Why This is Important: This is an important provision that allows taxpayers to go back and take advantage of losses against prior years where they had positive taxable income. The carryback of these losses are likely to result in a refund to the taxpayer, thus providing them additional liquidity.

How to Utilize Relief: There are two ways to claim a refund if there is a loss that can be carried back to prior years—through a tentative claim for a refund based on the carryback of a business loss or through the filing of an amended return.

Amendment v. Tentative Claim for Refund: An amended return takes much longer to prepare and may not be processed in a sufficient amount of time to meet a person’s liquidity needs. A tentative claim for a refund on the other hand is much quicker to prepare and is processed faster by the IRS. If you need cash now, filing a tentative claim for a refund is in your best interest.

What is important to note about these two methods is the ultimate due date—

  • A tentative refund claim for  business losses arising in 2018 is due by June 30 of this year;
  • A tentative refund claim for businesses losses arising in 2019 is due by December 31 of this year;
  • A tentative refund claim for losses arising in 2020 is due by December 31 of 2021

Temporary Increase of Business Interest Expense Limitations

General Overview of Business Interest Expense Limitation: As part of the Tax Cuts and Jobs Act of 2017, the federal government limited the amount of interest expense a qualifying person could deduct when calculating their taxable income essentially to 30% of their taxable income, adjusted for interest, taxes, depreciation and amortization (EBITDA).

This provision had a major effect on operators in the real estate industry which generally utilizes a high-level of financing as part of their business model.

How COIVD-19 Relief Changed This: The federal government temporarily increased this 30% limitation to 50% for the 2019 and 2020 tax years.

                Temporary Removal of Limitation on Excess Business Losses

General Overview of Excess Business Loss Provision: As part of the Tax Cuts and Jobs Act of 2017, the federal government limited the amount of a loss received through a flow-through entity such as an sole proprietorship, an single-member LLC, an S corporation or a partnership that an individual or corporation could offset other income they generated in a given tax year. This limitation was set at $250,000 for single filers and $500,000 for married filing joint filers.

This provision was intended to prevent a individual or corporation from offsetting excessive losses from one operation or investment against other income it generated in a given year.

How COIVD-19 Relief Changed This: This provision was suspended for the 2018, 2019 and 2020 tax years for taxpayers other than corporations.

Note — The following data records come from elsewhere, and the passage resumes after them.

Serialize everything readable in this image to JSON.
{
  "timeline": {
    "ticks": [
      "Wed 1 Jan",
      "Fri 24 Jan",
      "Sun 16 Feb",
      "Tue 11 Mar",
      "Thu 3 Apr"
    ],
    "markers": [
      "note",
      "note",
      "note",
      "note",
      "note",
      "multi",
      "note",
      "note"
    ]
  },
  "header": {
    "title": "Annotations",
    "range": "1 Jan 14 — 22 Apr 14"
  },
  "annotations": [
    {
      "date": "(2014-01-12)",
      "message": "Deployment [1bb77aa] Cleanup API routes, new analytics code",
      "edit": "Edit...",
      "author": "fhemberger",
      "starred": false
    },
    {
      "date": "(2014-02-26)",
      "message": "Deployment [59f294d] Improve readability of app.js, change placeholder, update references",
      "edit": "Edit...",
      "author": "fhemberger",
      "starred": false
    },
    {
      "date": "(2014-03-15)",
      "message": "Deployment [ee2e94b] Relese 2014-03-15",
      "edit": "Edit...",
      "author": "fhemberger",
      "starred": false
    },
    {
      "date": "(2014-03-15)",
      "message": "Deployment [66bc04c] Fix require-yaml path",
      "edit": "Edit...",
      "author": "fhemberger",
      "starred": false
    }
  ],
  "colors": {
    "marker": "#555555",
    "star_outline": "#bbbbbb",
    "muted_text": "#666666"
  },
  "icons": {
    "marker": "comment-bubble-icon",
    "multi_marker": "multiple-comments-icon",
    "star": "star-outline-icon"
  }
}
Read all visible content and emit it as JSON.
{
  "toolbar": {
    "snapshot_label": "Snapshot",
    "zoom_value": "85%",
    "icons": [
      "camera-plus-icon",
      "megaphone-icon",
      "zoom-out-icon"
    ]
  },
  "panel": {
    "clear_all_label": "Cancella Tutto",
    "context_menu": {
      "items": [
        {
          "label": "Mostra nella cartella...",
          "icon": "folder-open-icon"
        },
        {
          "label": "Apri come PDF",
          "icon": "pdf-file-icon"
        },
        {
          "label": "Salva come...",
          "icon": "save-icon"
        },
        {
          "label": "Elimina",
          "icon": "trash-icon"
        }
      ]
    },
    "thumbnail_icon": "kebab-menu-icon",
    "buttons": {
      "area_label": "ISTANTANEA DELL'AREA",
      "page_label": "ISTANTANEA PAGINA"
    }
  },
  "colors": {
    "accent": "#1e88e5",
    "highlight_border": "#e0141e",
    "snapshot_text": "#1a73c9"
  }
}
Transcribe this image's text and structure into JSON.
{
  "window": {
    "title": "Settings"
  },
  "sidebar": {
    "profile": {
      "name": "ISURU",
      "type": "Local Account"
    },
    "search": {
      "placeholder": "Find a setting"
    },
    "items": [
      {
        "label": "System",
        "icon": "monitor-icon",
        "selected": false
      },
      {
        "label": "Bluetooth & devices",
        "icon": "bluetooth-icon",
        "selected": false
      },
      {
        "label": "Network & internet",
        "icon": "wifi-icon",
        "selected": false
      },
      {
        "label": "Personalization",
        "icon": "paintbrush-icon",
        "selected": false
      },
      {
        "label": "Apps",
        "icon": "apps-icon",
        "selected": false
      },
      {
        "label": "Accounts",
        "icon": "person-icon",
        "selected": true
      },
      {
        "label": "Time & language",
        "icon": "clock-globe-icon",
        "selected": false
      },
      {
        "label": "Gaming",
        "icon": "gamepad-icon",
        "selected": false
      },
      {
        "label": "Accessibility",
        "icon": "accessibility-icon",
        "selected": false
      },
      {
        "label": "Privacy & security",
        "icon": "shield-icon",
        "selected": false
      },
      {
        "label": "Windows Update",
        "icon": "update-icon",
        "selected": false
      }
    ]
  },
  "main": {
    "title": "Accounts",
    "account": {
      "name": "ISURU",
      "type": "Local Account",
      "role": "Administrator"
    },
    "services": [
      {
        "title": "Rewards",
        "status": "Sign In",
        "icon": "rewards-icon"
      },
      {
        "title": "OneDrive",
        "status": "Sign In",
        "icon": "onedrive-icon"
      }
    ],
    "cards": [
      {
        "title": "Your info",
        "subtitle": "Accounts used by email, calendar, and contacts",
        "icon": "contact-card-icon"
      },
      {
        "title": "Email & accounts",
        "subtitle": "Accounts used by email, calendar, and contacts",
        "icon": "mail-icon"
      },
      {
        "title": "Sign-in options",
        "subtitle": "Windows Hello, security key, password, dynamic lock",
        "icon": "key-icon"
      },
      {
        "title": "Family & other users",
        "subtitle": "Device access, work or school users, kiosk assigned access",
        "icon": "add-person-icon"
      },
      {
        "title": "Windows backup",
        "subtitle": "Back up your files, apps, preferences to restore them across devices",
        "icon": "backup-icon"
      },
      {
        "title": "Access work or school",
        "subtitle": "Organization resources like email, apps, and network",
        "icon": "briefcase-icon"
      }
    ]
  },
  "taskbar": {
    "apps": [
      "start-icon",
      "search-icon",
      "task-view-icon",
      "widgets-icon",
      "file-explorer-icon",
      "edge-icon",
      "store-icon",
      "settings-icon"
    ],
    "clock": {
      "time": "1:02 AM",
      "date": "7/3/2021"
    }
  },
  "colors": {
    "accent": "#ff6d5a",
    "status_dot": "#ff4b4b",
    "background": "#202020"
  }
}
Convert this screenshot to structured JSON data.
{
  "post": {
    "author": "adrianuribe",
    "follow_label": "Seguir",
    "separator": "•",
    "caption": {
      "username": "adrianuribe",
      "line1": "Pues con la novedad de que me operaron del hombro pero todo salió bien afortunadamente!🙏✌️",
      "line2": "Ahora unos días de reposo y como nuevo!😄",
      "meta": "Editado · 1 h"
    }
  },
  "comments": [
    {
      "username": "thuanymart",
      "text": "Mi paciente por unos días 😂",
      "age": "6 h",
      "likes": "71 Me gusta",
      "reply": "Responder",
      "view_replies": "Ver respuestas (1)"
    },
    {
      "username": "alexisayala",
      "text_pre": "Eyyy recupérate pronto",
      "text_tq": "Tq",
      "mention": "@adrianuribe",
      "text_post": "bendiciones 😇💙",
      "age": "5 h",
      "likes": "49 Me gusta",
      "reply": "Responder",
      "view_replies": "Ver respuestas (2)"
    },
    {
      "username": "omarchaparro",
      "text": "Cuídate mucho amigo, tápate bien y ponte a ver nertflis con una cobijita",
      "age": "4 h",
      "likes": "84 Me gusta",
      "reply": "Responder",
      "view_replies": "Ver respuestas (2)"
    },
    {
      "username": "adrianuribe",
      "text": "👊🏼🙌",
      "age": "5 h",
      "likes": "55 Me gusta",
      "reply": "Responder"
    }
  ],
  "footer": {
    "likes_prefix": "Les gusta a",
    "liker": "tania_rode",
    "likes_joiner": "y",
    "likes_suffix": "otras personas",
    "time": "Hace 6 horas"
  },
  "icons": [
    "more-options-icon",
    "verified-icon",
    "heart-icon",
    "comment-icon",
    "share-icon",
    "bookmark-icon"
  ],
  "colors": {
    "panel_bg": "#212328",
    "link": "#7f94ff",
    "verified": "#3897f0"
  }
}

Thus, this relief can generally only be utilized by individuals.

Important Note on Passive Loss Rules: What is important to note that this relief provision does NOT affect the passive loss rules that many real estate professionals and investors are subject to.

  • In fact, the passive loss limitation rules are applicable to calculating taxable income before considering this provision on excess business losses.
  • If you or a client are subject to the passive loss  rules, you will continue to be subject to such limitations without relief.